Rare autopsy studies have described smaller kidneys as well as urinary tract anomalies in Down syndrome. This observation has never been investigated in vivo and little is known about the possible consequences upon kidney function. Here we wish to confirm whether children with Down syndrome have smaller kidneys and to evaluate their kidney function in vivo.
This retrospective cohort study enrolled 49 children with Down syndrome, as well as 49 age- and sex-matched controls at the Queen Fabiola Children's University Hospital in Brussels, Belgium. Doppler and kidney ultrasonography, spot urine albumin to creatinine ratio, estimated glomerular filtration rate (eGFR), and anthropometric data were recorded.
Kidney size in children with Down syndrome was smaller than age- and sex-matched controls in terms of length (p < 0.001) and volume (p < 0.001). Kidney function based on eGFR was also decreased in Down syndrome compared to historical normal. Twenty-one of the children with Down syndrome (42%) had eGFR < 90 mL/min/1.73 m, with 5 of these (10%) having an eGFR < 75 mL/min/1.73 m. In addition, 7 of the children with Down syndrome (14%) had anomalies of the kidney and/or urinary tract that had previously been undiagnosed.
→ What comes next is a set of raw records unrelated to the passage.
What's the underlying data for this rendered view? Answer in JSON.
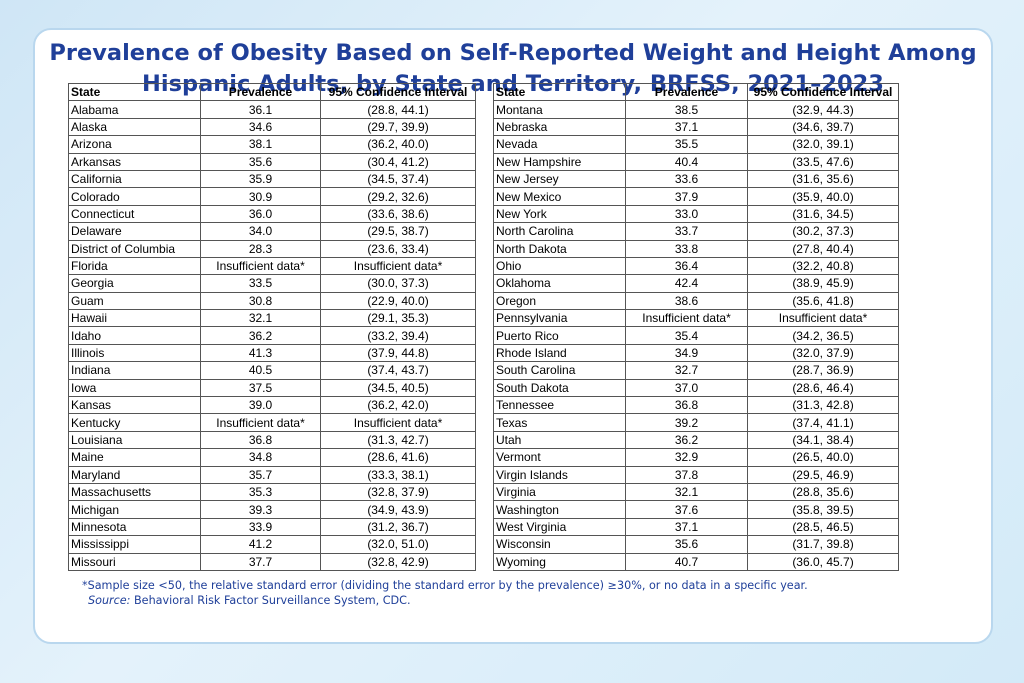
{
  "title": {
    "line1": "Prevalence of Obesity Based on Self-Reported Weight and Height Among",
    "line2": "Hispanic Adults, by State and Territory, BRFSS, 2021–2023"
  },
  "columns": {
    "state": "State",
    "prevalence": "Prevalence",
    "ci": "95% Confidence Interval"
  },
  "left_rows": [
    [
      "Alabama",
      "36.1",
      "(28.8, 44.1)"
    ],
    [
      "Alaska",
      "34.6",
      "(29.7, 39.9)"
    ],
    [
      "Arizona",
      "38.1",
      "(36.2, 40.0)"
    ],
    [
      "Arkansas",
      "35.6",
      "(30.4, 41.2)"
    ],
    [
      "California",
      "35.9",
      "(34.5, 37.4)"
    ],
    [
      "Colorado",
      "30.9",
      "(29.2, 32.6)"
    ],
    [
      "Connecticut",
      "36.0",
      "(33.6, 38.6)"
    ],
    [
      "Delaware",
      "34.0",
      "(29.5, 38.7)"
    ],
    [
      "District of Columbia",
      "28.3",
      "(23.6, 33.4)"
    ],
    [
      "Florida",
      "Insufficient data*",
      "Insufficient data*"
    ],
    [
      "Georgia",
      "33.5",
      "(30.0, 37.3)"
    ],
    [
      "Guam",
      "30.8",
      "(22.9, 40.0)"
    ],
    [
      "Hawaii",
      "32.1",
      "(29.1, 35.3)"
    ],
    [
      "Idaho",
      "36.2",
      "(33.2, 39.4)"
    ],
    [
      "Illinois",
      "41.3",
      "(37.9, 44.8)"
    ],
    [
      "Indiana",
      "40.5",
      "(37.4, 43.7)"
    ],
    [
      "Iowa",
      "37.5",
      "(34.5, 40.5)"
    ],
    [
      "Kansas",
      "39.0",
      "(36.2, 42.0)"
    ],
    [
      "Kentucky",
      "Insufficient data*",
      "Insufficient data*"
    ],
    [
      "Louisiana",
      "36.8",
      "(31.3, 42.7)"
    ],
    [
      "Maine",
      "34.8",
      "(28.6, 41.6)"
    ],
    [
      "Maryland",
      "35.7",
      "(33.3, 38.1)"
    ],
    [
      "Massachusetts",
      "35.3",
      "(32.8, 37.9)"
    ],
    [
      "Michigan",
      "39.3",
      "(34.9, 43.9)"
    ],
    [
      "Minnesota",
      "33.9",
      "(31.2, 36.7)"
    ],
    [
      "Mississippi",
      "41.2",
      "(32.0, 51.0)"
    ],
    [
      "Missouri",
      "37.7",
      "(32.8, 42.9)"
    ]
  ],
  "right_rows": [
    [
      "Montana",
      "38.5",
      "(32.9, 44.3)"
    ],
    [
      "Nebraska",
      "37.1",
      "(34.6, 39.7)"
    ],
    [
      "Nevada",
      "35.5",
      "(32.0, 39.1)"
    ],
    [
      "New Hampshire",
      "40.4",
      "(33.5, 47.6)"
    ],
    [
      "New Jersey",
      "33.6",
      "(31.6, 35.6)"
    ],
    [
      "New Mexico",
      "37.9",
      "(35.9, 40.0)"
    ],
    [
      "New York",
      "33.0",
      "(31.6, 34.5)"
    ],
    [
      "North Carolina",
      "33.7",
      "(30.2, 37.3)"
    ],
    [
      "North Dakota",
      "33.8",
      "(27.8, 40.4)"
    ],
    [
      "Ohio",
      "36.4",
      "(32.2, 40.8)"
    ],
    [
      "Oklahoma",
      "42.4",
      "(38.9, 45.9)"
    ],
    [
      "Oregon",
      "38.6",
      "(35.6, 41.8)"
    ],
    [
      "Pennsylvania",
      "Insufficient data*",
      "Insufficient data*"
    ],
    [
      "Puerto Rico",
      "35.4",
      "(34.2, 36.5)"
    ],
    [
      "Rhode Island",
      "34.9",
      "(32.0, 37.9)"
    ],
    [
      "South Carolina",
      "32.7",
      "(28.7, 36.9)"
    ],
    [
      "South Dakota",
      "37.0",
      "(28.6, 46.4)"
    ],
    [
      "Tennessee",
      "36.8",
      "(31.3, 42.8)"
    ],
    [
      "Texas",
      "39.2",
      "(37.4, 41.1)"
    ],
    [
      "Utah",
      "36.2",
      "(34.1, 38.4)"
    ],
    [
      "Vermont",
      "32.9",
      "(26.5, 40.0)"
    ],
    [
      "Virgin Islands",
      "37.8",
      "(29.5, 46.9)"
    ],
    [
      "Virginia",
      "32.1",
      "(28.8, 35.6)"
    ],
    [
      "Washington",
      "37.6",
      "(35.8, 39.5)"
    ],
    [
      "West Virginia",
      "37.1",
      "(28.5, 46.5)"
    ],
    [
      "Wisconsin",
      "35.6",
      "(31.7, 39.8)"
    ],
    [
      "Wyoming",
      "40.7",
      "(36.0, 45.7)"
    ]
  ],
  "footnote": "*Sample size <50, the relative standard error (dividing the standard error by the prevalence) ≥30%, or no data in a specific year.",
  "source": {
    "label": "Source:",
    "text": " Behavioral Risk Factor Surveillance System, CDC."
  },
  "colors": {
    "title": "#1f3f99",
    "background": "#d8ecf8",
    "card_border": "#b9d7ee"
  }
}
Children with Down syndrome have significantly smaller kidneys than age-matched controls as well as evidence of decreased kidney function. These findings, in addition to well-noted increased kidney and urologic anomalies, highlight the need for universal anatomical and functional assessment of all individuals with Down syndrome. A higher resolution version of the Graphical abstract is available as Supplementary information.
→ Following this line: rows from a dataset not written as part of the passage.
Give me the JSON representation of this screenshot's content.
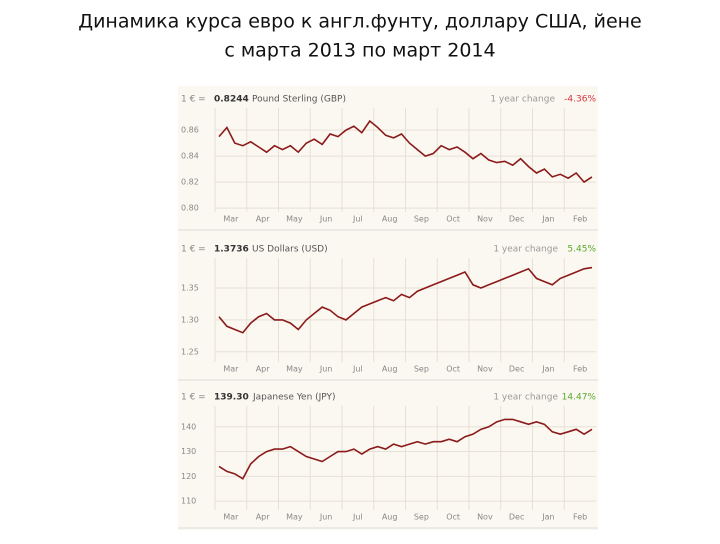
{
  "title": "Динамика курса евро к англ.фунту, доллару США, йене",
  "subtitle": "с марта 2013 по март 2014",
  "chart_data": [
    {
      "type": "line",
      "prefix": "1 € =",
      "current": "0.8244",
      "currency": "Pound Sterling (GBP)",
      "change_label": "1 year change",
      "change": "-4.36%",
      "change_color": "#d9363e",
      "color": "#8b1a1a",
      "months": [
        "Mar",
        "Apr",
        "May",
        "Jun",
        "Jul",
        "Aug",
        "Sep",
        "Oct",
        "Nov",
        "Dec",
        "Jan",
        "Feb"
      ],
      "values": [
        0.855,
        0.862,
        0.85,
        0.848,
        0.851,
        0.847,
        0.843,
        0.848,
        0.845,
        0.848,
        0.843,
        0.85,
        0.853,
        0.849,
        0.857,
        0.855,
        0.86,
        0.863,
        0.858,
        0.867,
        0.862,
        0.856,
        0.854,
        0.857,
        0.85,
        0.845,
        0.84,
        0.842,
        0.848,
        0.845,
        0.847,
        0.843,
        0.838,
        0.842,
        0.837,
        0.835,
        0.836,
        0.833,
        0.838,
        0.832,
        0.827,
        0.83,
        0.824,
        0.826,
        0.823,
        0.827,
        0.82,
        0.824
      ],
      "ylim": [
        0.797,
        0.877
      ],
      "yticks": [
        {
          "value": 0.8,
          "label": "0.80"
        },
        {
          "value": 0.82,
          "label": "0.82"
        },
        {
          "value": 0.84,
          "label": "0.84"
        },
        {
          "value": 0.86,
          "label": "0.86"
        }
      ],
      "grid": true
    },
    {
      "type": "line",
      "prefix": "1 € =",
      "current": "1.3736",
      "currency": "US Dollars (USD)",
      "change_label": "1 year change",
      "change": "5.45%",
      "change_color": "#5aa832",
      "color": "#8b1a1a",
      "months": [
        "Mar",
        "Apr",
        "May",
        "Jun",
        "Jul",
        "Aug",
        "Sep",
        "Oct",
        "Nov",
        "Dec",
        "Jan",
        "Feb"
      ],
      "values": [
        1.305,
        1.29,
        1.285,
        1.28,
        1.295,
        1.305,
        1.31,
        1.3,
        1.3,
        1.295,
        1.285,
        1.3,
        1.31,
        1.32,
        1.315,
        1.305,
        1.3,
        1.31,
        1.32,
        1.325,
        1.33,
        1.335,
        1.33,
        1.34,
        1.335,
        1.345,
        1.35,
        1.355,
        1.36,
        1.365,
        1.37,
        1.375,
        1.355,
        1.35,
        1.355,
        1.36,
        1.365,
        1.37,
        1.375,
        1.38,
        1.365,
        1.36,
        1.355,
        1.365,
        1.37,
        1.375,
        1.38,
        1.382
      ],
      "ylim": [
        1.234,
        1.397
      ],
      "yticks": [
        {
          "value": 1.25,
          "label": "1.25"
        },
        {
          "value": 1.3,
          "label": "1.30"
        },
        {
          "value": 1.35,
          "label": "1.35"
        }
      ],
      "grid": true
    },
    {
      "type": "line",
      "prefix": "1 € =",
      "current": "139.30",
      "currency": "Japanese Yen (JPY)",
      "change_label": "1 year change",
      "change": "14.47%",
      "change_color": "#5aa832",
      "color": "#8b1a1a",
      "months": [
        "Mar",
        "Apr",
        "May",
        "Jun",
        "Jul",
        "Aug",
        "Sep",
        "Oct",
        "Nov",
        "Dec",
        "Jan",
        "Feb"
      ],
      "values": [
        124,
        122,
        121,
        119,
        125,
        128,
        130,
        131,
        131,
        132,
        130,
        128,
        127,
        126,
        128,
        130,
        130,
        131,
        129,
        131,
        132,
        131,
        133,
        132,
        133,
        134,
        133,
        134,
        134,
        135,
        134,
        136,
        137,
        139,
        140,
        142,
        143,
        143,
        142,
        141,
        142,
        141,
        138,
        137,
        138,
        139,
        137,
        139
      ],
      "ylim": [
        106.4,
        148.4
      ],
      "yticks": [
        110,
        120,
        130,
        140
      ],
      "grid": true
    }
  ]
}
罕见的尸检研究表明唐氏综合征患者的肾脏较小,且尿路异常。这种观察结果从未在体内进行过研究,对于其对肾功能可能造成的影响知之甚少。在此,我们希望确认唐氏综合征患儿的肾脏是否较小,并评估其体内的肾功能。
这是一项在比利时布鲁塞尔的法比奥拉皇后儿童医院进行的回顾性队列研究,共纳入 49 名唐氏综合征患儿和 49 名年龄和性别匹配的对照组。记录了多普勒和肾脏超声、尿液白蛋白/肌酐比值、估算肾小球滤过率(eGFR)以及人体测量学数据。
唐氏综合征患儿的肾脏长度(p<0.001)和体积(p<0.001)均小于年龄和性别匹配的对照组。与历史正常相比,唐氏综合征患儿的基于 eGFR 的肾功能也降低。21 名唐氏综合征患儿(42%)的 eGFR<90mL/min/1.73 m,其中 5 名(10%)的 eGFR<75mL/min/1.73 m。此外,7 名唐氏综合征患儿(14%)存在先前未诊断出的肾脏和/或泌尿道异常。
唐氏综合征患儿的肾脏明显小于年龄匹配的对照组,且肾功能下降。这些发现,加上众所周知的增加的肾脏和泌尿科异常,强调了对所有唐氏综合征患者进行全面的解剖学和功能评估的必要性。